Ignacio Ruiz Quintano
Abc
De la Luz de Trento de Menéndez Pelayo (“Luz de Trento, martillo de herejes, espada de Roma…”) al destello de la baliza de Perico Navarro, director general de Tráfico, que parece haberse inspirado en la luz del venado.
–De todos los animales sale una luz rojiza. De todos, menos del venado: iluminas, apuntas y… ¡zas! De los ojos absortos del venado brota una luz muy blanca; tan blanca que casi te hipnotiza, te hace dudar, ponerte de su parte.
Esto le contaba Abiel a José-Miguel Ullán en Zihuatanejo, Méjico. Para Abiel, protestante y boxeador “hasta que dejó de verlo claro”, no había nada tan hermoso como la luz blanquísima del venado. Y suspiraba: “Es una lástima que el hombre sea el único animal sin luz propia, ni rojiza, ni blanca, ni nada. ¿Se dio usted cuenta antes?”
El españolejo se debe al rebaño (por cuya moral, como saben los nietzscheanos, se caracteriza el mundo moderno), y a su proverbial mansedumbre (otro logro del franquismo) se encomienda Perico Navarro para colocarle una baliza que por cuarenta “leures” (ganga, ganga, ganga) le dotará de una luz propia que en caso de control o de accidente brotará de su aparejo como de los ojos de un venado. De llevar razón Abiel, será la luz que hará a los guardias y a los seguros ponerse de nuestra parte, y por eso el españolejo, ese balizante de botellín en terracita, comienza tan contento el año, indiferente a las vueltas que el mundo va a dar.
–El poder político sigue una fórmula simple: e = mc² –propone Curtis Yarvin–. La energía es la masa (número de simpatizantes), multiplicada por el compromiso (lo que están dispuestos a hacer: ¿votarán?, ¿donarán?, ¿se armarán?, ¿se pondrán un chaleco suicida?), multiplicada por la cohesión (su nivel de organización). Necesitamos maximizar este número, E.

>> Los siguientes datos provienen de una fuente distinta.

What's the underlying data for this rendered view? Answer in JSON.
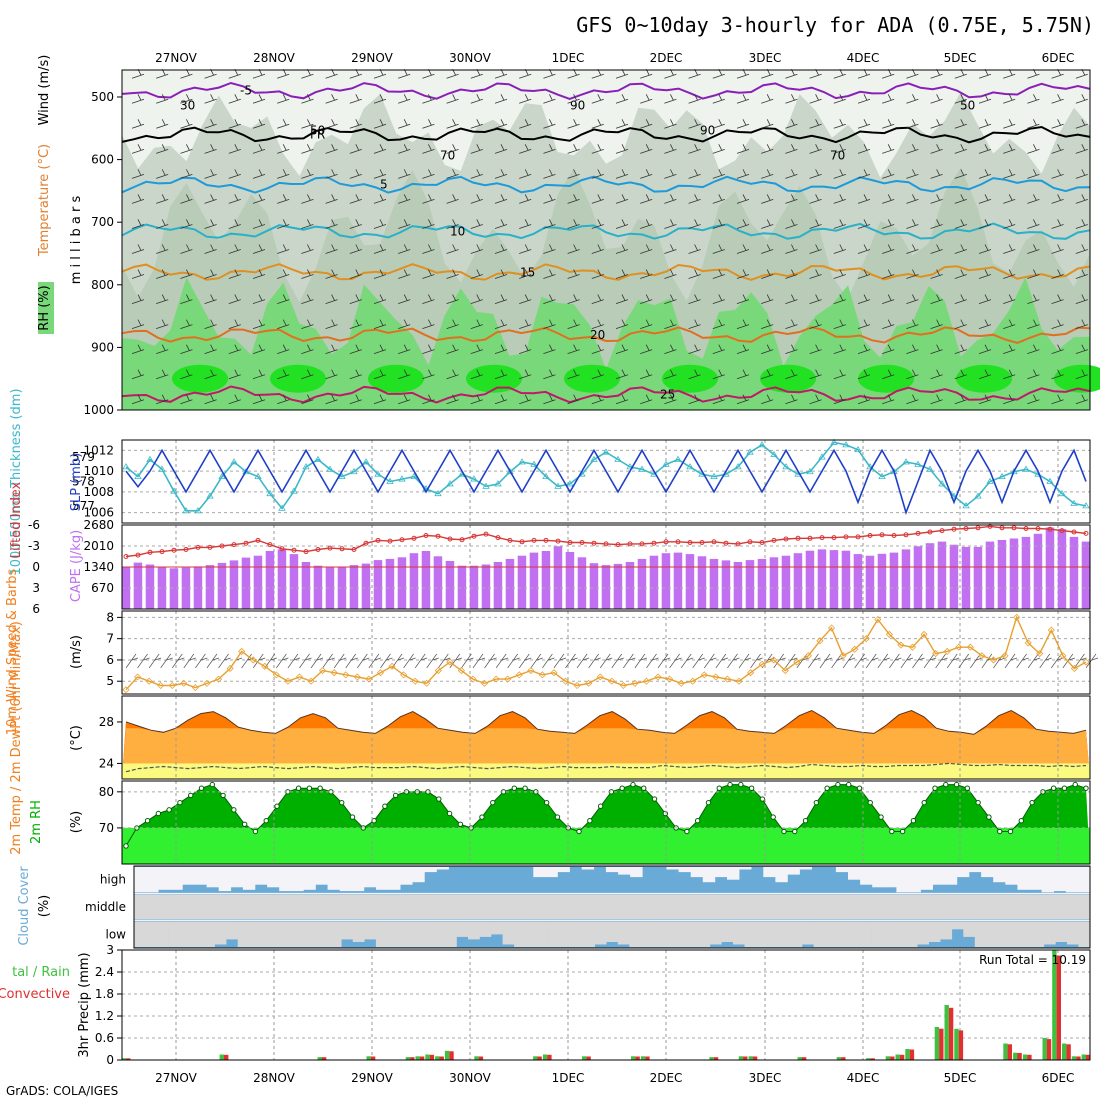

La baliza es la boina del pobre y el marcapasos del Consenso, razón por la cual sólo nos la ponen en España, que tampoco es mal lugar para presenciar la “Decline and Fall” del Imperio más endeudado de la Historia, que anda por el mundo rompiendo las huchas-cerdito de los niños para atender a los recibos de los intereses. Lo que Gibbon hubo de estudiar en los libros, nosotros podemos seguirlo “en vivo” por “X”, con Maduro haciendo de Vercingetórix, el cautivo de César, en una furgoneta con baliza por las calles de Nueva York, la Roma/Scorsese de Trump. ¿Gibbon? ¿Qué político del Consenso oyó nunca el nombre de Gibbon?
–Acaso su señoría no pase por ningún Gibbon a la posteridad, y si ciertamente el sujeto es más pequeño que la “Historia de la Decadencia de Roma”, también fuera muy fácil que fuese más pequeño el historiador.
Esta fue, en la sesión parlamentaria “del sombrerazo”, la contestación de Cánovas a Linares Rivas, que lo había acusado de hallarse en decadencia.
Visto el circo de Maduro, todo sugiere que “detrás va Pedro Domecq / con tres sultanes de Persia”… Por cierto, ¿será fiable la radiación de la baliza?